Wednesday, January 04, 2006

2006 Predictions

A few predictions for the new year:

  • The Republicans will pick up a few new Congressional seats in 2006.
  • Jay Rockefeller will be indicted for having leaked national security secrets to the press.
  • Tom Delay will be acquitted and will return to his post as House majority leader.
  • "Scooter" Libby will be convicted of perjury.
  • Abu Musab al-Zarqawi will be killed.
  • France will experience a series of summer riots, courtesy of its unassimilated Muslim immigrant population, that will make the Watts riots of the 1960s look tame in comparison.
  • Terrorist attacks in Iraq will drop off to the point where they no longer seriously threaten Iraq's stability. Nevertheless, Iraq's disparate factions begin moving towards the creation of at least two, and possibly three seperate autonomous states.
  • The MsM will continue to subvert the War on Islamist Terror. (obviously)
  • British MP George Galloway will be removed from Parliament after it is proved that he helped himself to Oil for Food cash.
  • Osama bin Laden will continue making low-budget videos from the comfort of his stable.
  • Saddam Hussein will be convicted and executed--Ramsey Clark, weeping, will throw himself on Hussein's grave.
  • The UN will continue doing nothing about anything, especially Iran's lust for nukes.
  • The Left will continue viewing the UN as the world's premiere moral authority. (obviously)
  • The flagging commie-led antiwar movement will continue fading, in spite of the MsM's attempts to keep it alive.
  • "Pinch" Sulzberger, already on shaky ground at the NY Times, will be forced to resign.
  • Iran's government will turn on itself. A bloodbath will ensue.
  • In the face of miserable polling data, Hillary Clinton will abandon her presidential aspirations. However, if a credible right-leaning third-party candidate appears, she will, no doubt, run.

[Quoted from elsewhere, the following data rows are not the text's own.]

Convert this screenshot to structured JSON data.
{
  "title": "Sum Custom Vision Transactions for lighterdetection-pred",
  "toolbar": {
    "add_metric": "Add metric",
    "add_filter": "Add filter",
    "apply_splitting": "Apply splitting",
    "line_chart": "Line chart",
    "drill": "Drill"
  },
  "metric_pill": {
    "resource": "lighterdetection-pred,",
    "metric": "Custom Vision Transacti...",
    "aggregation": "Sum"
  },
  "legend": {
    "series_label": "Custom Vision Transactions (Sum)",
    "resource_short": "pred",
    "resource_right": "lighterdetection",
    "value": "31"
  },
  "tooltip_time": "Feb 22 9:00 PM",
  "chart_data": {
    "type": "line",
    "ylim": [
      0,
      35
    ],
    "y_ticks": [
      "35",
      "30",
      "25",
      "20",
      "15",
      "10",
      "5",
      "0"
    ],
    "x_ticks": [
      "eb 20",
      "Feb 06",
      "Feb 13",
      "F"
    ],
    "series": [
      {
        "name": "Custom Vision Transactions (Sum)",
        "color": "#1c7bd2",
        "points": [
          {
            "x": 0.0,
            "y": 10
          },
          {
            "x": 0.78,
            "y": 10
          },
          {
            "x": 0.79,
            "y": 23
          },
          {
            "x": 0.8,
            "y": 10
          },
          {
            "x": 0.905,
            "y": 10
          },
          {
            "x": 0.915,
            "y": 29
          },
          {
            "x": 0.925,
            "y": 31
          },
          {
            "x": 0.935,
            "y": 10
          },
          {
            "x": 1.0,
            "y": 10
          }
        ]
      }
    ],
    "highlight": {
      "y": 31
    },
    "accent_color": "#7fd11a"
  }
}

Some not-so-serious predictions I'd like to see come true:

  • Ali G interviews Hillary Clinton on national TV. During the interview, he declares his intention to run for her Senate seat. He runs--and wins.
  • Noam Chomsky has "second thoughts" and begins collaborating with David Horowitz on a new book about the radical Left.
  • Justin Raimondo marries Eric Garris. Together, they begin writing light-hearted Broadway musicals about "Neocons," the Mossad, Israel and evil Jews.
  • Harry Reid gets caught on camera seducing a chicken. He is offered a job with PETA.
  • Kofi Annan resigns as UN chief. John Bolton takes his place.
  • The UN headquarters moves to France. John Kerry is appointed as its Secretary General.
  • Howard Dean informs John Kerry that the 2004 Presidential election is over and that he lost.
  • Cynthia McKinney marries Fidel Castro. She moves to the "Cuban Socialist Paradise," taking Jim McDermott, Jesse Jackson, Medea Benjamin and most of Hollywood with her.
  • Cindy Sheehan is appointed President of Columbia University. Hollywood scrambles to create a "reality series" based on the event.
  • During a speech calling for U.S. surrender in Iraq, Ted Kennedy spontaneously explodes, showering his audience with a mixture of pure-grain alcohol and 300lbs of bullsh*t.